Üşüncü gün geldiğinde Ali Dayı’ynañ Şerife Yenge’nin ateşi çıkmış. Yataktan bi türlü gakamamışlar. İkisi da uf uf çekmişler. Ali Dayı’ynan Şerife Yenge yatagda bir an göz göze gelmişler. Gorkudan çığlık atmışlar.
Şerife Yenge: “Ma noldun re? Yemyeşil suratıñ. Yeşil Dev’e benzediñ. ”
Ali Dayı: “ Señ geñdine bak. Genşleşesin diye hıyar suyu sürdüñ galiba yüzüñe.”
Şerife Yenge: “Hus reee. Galiba hasdalıkdan böyle olduk.” demiş ve kapı tak tak diye sert çalınmış. Gelenler, yaşlı çifdin Dokdor oğluynañ iki polismiş. Gelen üş gişi da masgeliymişler. Polisler, resdurandda her yemek yeyenin hasda olduğunu añnadmış. Gavedekilerin da hasda olduğunu söylemiş. Bunun nedenini onnara sormuş. Ali Dayı, böyük mantarı nereden nasıl aldığını añnadmış. Sonrasında gaveye gittiğini da. Şerife Yenge da mantarı ikamayı unudduğunu söylemiş.

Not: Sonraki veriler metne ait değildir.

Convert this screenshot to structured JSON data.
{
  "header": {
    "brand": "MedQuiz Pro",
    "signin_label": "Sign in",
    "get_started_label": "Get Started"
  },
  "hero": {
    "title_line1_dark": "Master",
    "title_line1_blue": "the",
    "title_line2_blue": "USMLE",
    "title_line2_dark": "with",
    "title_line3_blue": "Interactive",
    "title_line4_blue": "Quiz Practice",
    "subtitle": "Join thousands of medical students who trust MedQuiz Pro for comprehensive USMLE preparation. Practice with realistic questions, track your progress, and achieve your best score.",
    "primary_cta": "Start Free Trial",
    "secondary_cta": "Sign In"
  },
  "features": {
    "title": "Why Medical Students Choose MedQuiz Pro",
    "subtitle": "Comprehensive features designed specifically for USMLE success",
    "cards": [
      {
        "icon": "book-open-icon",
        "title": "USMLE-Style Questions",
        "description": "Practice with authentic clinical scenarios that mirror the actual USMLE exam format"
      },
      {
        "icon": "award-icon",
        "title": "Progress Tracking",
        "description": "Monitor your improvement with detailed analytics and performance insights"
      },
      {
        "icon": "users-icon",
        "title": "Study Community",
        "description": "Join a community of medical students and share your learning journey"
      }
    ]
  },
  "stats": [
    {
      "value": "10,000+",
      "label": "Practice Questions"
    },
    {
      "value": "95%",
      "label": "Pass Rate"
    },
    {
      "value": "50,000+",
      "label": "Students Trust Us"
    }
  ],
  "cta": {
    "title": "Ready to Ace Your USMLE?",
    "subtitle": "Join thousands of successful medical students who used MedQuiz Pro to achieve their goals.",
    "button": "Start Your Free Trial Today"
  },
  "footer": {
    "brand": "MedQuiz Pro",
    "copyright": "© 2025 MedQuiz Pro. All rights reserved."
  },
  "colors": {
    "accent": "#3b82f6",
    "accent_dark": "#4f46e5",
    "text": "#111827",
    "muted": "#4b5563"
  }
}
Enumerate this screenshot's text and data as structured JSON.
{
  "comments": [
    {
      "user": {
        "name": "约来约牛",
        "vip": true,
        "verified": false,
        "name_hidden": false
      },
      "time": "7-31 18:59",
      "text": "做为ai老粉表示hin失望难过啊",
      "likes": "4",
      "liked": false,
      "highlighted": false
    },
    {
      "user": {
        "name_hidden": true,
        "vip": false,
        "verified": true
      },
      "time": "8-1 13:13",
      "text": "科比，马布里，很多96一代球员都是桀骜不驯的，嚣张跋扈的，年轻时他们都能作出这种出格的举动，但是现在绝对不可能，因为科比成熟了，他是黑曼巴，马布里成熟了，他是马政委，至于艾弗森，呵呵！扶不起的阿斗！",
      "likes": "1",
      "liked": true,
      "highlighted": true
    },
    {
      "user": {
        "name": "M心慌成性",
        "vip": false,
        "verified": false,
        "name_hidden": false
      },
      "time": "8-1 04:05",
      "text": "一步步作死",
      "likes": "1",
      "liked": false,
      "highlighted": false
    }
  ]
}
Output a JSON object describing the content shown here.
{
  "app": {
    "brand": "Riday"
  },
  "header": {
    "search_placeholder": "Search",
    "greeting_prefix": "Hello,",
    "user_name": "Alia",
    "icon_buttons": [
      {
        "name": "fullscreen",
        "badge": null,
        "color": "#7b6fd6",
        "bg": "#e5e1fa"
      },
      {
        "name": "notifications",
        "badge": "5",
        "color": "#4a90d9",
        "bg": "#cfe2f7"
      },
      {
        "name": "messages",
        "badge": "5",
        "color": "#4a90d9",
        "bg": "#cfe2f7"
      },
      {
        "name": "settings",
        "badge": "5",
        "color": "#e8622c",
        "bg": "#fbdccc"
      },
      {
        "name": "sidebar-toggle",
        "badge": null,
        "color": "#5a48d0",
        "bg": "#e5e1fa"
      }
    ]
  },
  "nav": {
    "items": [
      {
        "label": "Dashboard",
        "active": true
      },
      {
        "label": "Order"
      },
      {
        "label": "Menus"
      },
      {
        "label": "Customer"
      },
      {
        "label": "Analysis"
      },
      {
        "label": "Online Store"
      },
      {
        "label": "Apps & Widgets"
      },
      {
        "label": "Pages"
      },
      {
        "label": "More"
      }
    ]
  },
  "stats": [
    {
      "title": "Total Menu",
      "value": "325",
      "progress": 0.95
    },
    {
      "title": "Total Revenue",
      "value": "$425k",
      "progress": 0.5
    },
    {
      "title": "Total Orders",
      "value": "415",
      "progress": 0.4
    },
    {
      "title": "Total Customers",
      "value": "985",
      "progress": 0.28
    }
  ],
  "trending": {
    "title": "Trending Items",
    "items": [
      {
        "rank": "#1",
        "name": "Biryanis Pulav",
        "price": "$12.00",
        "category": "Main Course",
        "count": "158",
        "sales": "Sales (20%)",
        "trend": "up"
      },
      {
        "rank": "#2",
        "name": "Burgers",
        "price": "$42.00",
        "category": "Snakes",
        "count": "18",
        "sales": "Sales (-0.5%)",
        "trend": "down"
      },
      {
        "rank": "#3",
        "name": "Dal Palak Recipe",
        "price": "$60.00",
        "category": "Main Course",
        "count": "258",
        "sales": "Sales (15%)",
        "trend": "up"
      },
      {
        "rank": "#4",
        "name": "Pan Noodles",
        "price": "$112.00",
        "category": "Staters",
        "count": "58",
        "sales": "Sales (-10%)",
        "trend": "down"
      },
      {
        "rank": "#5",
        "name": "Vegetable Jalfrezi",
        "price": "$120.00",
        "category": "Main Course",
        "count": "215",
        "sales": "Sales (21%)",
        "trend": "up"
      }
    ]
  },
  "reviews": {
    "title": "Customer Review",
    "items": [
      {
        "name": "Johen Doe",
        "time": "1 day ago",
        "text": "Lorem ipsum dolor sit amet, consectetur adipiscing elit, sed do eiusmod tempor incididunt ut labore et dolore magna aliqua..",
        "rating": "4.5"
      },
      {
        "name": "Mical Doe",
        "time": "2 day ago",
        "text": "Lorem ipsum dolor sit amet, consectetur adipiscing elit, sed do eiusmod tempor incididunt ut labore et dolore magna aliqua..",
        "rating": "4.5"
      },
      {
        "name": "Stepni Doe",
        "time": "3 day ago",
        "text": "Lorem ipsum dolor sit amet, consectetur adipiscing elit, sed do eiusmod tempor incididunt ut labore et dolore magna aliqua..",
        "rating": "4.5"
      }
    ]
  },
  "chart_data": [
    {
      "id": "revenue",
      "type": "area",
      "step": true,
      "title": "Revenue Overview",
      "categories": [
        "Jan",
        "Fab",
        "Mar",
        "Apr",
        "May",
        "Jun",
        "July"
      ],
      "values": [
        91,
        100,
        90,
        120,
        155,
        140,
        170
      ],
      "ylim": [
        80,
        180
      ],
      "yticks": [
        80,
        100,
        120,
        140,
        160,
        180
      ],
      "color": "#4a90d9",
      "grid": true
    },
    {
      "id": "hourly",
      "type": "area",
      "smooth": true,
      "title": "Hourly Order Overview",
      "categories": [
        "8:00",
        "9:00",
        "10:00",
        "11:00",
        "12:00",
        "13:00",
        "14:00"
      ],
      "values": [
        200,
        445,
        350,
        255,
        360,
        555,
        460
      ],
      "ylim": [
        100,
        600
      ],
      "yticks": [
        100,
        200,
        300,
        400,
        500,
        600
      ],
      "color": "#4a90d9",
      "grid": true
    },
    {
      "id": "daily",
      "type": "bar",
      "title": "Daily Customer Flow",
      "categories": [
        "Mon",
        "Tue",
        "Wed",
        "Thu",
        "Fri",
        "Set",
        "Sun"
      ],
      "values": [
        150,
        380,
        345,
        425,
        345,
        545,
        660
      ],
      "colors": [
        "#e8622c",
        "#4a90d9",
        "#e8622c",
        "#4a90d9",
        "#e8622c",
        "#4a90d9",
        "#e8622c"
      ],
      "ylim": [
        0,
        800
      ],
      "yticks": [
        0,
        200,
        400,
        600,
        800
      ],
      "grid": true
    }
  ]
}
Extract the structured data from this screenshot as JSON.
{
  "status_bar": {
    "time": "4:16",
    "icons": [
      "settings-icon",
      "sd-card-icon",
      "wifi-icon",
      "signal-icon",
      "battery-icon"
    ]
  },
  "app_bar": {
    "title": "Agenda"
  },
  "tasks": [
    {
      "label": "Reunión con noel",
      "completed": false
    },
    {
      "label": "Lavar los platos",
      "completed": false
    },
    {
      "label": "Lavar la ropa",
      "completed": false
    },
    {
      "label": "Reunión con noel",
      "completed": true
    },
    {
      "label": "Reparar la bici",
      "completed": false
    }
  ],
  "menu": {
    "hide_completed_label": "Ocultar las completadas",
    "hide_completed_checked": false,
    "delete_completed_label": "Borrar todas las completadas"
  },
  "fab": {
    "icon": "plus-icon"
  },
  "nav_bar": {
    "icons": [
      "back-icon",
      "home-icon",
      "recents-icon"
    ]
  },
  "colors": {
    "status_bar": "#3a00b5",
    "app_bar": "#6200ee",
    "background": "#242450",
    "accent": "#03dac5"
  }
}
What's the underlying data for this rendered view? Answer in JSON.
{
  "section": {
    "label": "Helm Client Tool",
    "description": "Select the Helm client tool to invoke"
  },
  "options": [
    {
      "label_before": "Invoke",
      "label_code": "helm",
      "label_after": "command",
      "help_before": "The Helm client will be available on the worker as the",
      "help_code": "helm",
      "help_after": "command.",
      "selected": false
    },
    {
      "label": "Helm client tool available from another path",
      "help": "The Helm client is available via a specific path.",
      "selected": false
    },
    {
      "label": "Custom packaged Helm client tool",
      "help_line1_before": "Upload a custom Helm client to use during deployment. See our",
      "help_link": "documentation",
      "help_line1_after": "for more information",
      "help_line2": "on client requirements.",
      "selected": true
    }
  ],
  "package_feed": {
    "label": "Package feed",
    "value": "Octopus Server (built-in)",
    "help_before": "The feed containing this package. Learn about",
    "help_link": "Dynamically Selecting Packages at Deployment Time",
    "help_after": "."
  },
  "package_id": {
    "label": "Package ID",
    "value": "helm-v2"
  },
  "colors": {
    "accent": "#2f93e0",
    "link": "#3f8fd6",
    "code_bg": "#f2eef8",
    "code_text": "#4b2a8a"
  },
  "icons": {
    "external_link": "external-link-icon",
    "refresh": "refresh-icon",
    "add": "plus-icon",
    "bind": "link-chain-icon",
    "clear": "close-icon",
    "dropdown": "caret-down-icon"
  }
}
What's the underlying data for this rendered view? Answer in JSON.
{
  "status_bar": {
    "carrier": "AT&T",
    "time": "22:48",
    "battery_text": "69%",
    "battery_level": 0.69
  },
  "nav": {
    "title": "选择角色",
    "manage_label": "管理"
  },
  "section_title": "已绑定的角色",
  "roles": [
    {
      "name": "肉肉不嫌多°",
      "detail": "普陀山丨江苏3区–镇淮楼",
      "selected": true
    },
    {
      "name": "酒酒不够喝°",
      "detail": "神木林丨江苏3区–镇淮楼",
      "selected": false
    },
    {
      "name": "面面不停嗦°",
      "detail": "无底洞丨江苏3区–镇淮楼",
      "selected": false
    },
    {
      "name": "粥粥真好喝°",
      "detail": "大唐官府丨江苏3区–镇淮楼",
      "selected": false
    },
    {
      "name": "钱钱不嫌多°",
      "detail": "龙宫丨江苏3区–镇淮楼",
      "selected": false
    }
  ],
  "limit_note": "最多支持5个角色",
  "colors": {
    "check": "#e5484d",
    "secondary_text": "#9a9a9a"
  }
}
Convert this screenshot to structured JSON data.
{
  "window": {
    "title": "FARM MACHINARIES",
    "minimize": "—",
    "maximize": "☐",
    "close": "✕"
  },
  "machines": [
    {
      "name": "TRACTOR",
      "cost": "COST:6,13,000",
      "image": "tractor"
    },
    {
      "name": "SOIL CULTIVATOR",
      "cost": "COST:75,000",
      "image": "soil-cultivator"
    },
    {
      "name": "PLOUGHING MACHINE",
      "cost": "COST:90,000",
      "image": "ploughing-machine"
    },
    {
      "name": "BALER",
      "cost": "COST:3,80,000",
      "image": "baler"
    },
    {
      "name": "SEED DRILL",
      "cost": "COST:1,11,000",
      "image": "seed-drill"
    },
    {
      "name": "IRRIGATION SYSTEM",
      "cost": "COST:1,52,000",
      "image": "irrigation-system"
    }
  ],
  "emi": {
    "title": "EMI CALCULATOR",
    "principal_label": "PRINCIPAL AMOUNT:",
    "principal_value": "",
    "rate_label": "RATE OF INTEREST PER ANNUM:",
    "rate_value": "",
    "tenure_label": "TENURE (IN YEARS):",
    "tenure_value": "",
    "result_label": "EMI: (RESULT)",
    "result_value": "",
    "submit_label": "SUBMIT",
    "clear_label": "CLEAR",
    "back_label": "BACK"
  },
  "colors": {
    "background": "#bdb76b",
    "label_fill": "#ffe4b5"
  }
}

Dokdor: “Ah be anne baba, hiş böyle iş yapılır yahu. Herkeşi garantinaya aldık. Herkeş masgeli dolaşır siziñ yüzüñüzden.” demiş. Ali Dayı’ynañ Şerife Yenge üzülmüşler.
Bunu duyan birkaş hasda olan gişi evlerinden bağırarak: “Vallahi bardon Ali Dayı!” “Of Şerife Yenge” diye söylenmişler da söylenmişler. O gadar söylenmişler ki çifdin isimleri “Bardon Ali Dayı” ile “Of Şerife Yenge” olarak galmış. Biz yaşlı çifdi bırakalım, bakalım Dokdora.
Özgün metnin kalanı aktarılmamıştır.